- Born: North Carolina, United States
- Education: University of Sydney
- Awards: Fellow of the Australia and New Zealand College of Veterinary Scientists
- Scientific career
- Fields: Veterinary science
- Institutions: University of Sydney

= Vanessa Barrs =

Australian veterinary researcher

Vanessa Rosemary Duke Barrs is an Australian veterinary researcher in feline infectious diseases. Barrs established clinical research and specialist veterinary services at the Valentine Charlton Cat Centre within the University of Sydney where she is also Professor of Feline Medicine and Infectious Diseases. Barrs discovered Aspergillus felis, an environmental fungus that causes invasive, intractable disease in cats, dogs and humans. She is currently the BOCHK Chair Professor of Veterinary Medicine at City University of Hong Kong's Jockey Club College of Veterinary Medicine and Life Sciences.

== Early life and education ==
She was born in North Carolina while her father, Henry Deacon Barrs, was a visiting CSIRO researcher at Duke University. Barrs is the youngest of three children.
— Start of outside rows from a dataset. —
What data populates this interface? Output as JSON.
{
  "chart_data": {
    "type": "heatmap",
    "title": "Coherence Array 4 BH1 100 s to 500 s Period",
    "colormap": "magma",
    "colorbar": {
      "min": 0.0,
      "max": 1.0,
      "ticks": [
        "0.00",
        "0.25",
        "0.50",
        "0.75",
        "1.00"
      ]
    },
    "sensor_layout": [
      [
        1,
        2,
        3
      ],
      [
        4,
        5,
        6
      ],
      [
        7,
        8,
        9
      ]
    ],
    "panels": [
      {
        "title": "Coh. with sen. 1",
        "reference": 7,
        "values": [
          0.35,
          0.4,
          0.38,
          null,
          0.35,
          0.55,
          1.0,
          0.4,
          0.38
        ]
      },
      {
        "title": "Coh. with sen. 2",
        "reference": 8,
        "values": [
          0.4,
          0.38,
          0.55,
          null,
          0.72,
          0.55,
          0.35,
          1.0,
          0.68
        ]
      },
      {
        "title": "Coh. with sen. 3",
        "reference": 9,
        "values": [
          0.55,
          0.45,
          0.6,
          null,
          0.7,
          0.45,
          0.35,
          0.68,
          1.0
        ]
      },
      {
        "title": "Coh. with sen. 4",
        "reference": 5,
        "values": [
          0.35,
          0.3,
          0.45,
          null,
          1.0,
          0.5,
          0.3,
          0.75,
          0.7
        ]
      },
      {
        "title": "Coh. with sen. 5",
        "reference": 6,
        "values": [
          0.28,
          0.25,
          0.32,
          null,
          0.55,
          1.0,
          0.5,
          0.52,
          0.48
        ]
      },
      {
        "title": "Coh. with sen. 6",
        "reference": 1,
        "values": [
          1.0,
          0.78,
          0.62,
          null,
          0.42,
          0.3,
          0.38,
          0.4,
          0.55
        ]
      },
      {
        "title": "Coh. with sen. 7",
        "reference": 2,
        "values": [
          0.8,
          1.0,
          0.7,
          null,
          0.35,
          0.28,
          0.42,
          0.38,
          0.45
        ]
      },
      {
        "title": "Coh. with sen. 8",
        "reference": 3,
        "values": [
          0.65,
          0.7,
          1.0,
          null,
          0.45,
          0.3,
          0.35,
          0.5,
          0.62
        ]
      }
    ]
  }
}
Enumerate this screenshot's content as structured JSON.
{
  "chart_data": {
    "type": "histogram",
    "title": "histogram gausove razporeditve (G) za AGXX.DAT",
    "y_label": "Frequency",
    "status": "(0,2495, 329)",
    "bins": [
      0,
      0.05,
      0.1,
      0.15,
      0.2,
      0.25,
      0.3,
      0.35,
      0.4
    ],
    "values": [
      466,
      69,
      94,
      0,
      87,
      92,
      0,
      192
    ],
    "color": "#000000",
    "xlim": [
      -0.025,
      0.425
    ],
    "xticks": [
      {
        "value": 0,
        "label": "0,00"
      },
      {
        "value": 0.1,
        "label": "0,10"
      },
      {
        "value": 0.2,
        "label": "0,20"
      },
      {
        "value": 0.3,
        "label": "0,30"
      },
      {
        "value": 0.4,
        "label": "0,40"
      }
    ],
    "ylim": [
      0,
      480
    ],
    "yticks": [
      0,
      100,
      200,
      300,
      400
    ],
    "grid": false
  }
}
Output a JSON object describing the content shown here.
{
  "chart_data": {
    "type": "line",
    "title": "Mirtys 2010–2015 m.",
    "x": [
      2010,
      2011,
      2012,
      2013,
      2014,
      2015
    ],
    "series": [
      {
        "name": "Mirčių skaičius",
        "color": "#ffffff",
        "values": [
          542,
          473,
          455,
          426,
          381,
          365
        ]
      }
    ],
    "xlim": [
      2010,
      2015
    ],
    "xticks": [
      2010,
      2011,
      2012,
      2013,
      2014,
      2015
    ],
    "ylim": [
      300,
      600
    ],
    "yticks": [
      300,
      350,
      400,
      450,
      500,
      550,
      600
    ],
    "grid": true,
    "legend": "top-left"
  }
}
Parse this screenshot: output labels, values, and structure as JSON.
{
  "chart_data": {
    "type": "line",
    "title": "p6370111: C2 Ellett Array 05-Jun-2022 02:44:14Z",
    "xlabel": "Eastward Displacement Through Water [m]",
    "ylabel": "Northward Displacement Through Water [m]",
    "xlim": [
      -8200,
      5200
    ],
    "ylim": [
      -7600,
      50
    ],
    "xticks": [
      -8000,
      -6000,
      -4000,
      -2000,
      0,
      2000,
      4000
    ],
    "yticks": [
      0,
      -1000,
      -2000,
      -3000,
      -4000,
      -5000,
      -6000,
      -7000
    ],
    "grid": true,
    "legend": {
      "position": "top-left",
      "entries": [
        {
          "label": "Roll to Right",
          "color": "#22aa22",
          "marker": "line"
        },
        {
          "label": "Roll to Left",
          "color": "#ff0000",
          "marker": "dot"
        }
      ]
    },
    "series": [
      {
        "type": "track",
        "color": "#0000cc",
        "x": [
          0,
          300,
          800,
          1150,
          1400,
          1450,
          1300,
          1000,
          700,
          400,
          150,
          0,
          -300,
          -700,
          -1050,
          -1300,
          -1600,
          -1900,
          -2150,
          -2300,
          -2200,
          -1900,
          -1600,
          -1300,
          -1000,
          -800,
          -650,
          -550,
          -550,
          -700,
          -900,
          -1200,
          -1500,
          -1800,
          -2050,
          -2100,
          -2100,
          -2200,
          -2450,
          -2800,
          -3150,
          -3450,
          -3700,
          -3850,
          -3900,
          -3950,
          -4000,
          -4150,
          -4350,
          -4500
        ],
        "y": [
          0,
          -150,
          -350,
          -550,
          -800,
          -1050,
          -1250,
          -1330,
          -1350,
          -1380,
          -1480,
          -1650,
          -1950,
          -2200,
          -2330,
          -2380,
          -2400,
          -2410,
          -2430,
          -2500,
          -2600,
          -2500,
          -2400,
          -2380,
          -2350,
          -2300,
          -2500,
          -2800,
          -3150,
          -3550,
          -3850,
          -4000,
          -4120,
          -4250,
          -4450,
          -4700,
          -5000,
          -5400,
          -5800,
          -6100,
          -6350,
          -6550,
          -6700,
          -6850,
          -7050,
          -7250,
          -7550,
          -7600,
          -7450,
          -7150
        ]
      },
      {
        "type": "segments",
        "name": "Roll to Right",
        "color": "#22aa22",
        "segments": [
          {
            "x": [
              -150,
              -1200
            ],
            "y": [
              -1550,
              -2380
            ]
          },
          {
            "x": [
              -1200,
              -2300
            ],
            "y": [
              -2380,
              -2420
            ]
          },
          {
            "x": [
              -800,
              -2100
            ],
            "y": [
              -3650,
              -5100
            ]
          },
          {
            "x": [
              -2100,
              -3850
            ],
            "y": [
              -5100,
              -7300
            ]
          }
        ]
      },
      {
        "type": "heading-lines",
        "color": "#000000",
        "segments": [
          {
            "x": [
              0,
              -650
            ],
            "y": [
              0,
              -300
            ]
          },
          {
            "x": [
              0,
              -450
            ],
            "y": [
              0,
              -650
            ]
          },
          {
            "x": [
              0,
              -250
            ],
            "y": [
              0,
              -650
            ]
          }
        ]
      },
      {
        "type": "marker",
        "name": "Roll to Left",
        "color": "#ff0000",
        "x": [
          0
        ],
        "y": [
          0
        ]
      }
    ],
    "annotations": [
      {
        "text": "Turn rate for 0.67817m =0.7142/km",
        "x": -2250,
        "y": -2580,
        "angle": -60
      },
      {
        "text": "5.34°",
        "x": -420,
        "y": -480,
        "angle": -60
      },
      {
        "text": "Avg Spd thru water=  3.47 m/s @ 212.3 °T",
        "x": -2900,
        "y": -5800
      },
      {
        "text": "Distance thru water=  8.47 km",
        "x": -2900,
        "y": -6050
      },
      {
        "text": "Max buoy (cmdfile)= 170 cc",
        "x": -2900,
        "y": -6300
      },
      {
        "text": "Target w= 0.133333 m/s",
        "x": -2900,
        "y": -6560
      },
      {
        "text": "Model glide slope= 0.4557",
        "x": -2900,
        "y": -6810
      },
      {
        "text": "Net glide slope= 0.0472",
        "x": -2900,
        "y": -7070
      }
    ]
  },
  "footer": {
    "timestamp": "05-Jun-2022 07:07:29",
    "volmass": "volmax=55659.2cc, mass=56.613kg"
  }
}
She grew up in Griffith, New South Wales.

Barrs studied veterinary science at the University of Sydney, graduating in 1990. While pursuing clinical specialisation, she attained a Master of Veterinary Clinical Studies from the University of Sydney in 1997 and was admitted as a Member of the Australia and New Zealand College of Veterinary Scientists in 1996 and made a Fellowship in 2000.

== Career achievements ==
Barrs has received awards including an Endeavour Research Fellowship in 2011 and the Australian Small Animal Veterinary Association's Distinguished Scientist Award in 2009. Her teaching awards include the Australian Veterinary Association's Excellence in Teaching Award 2008.

She is a scientific editor for the Veterinary Journal (Elsevier), sits on the board of directors of the Australasian Society of Feline Medicine and, until 2018, was the president of the International Society of Companion Animal Infectious Diseases.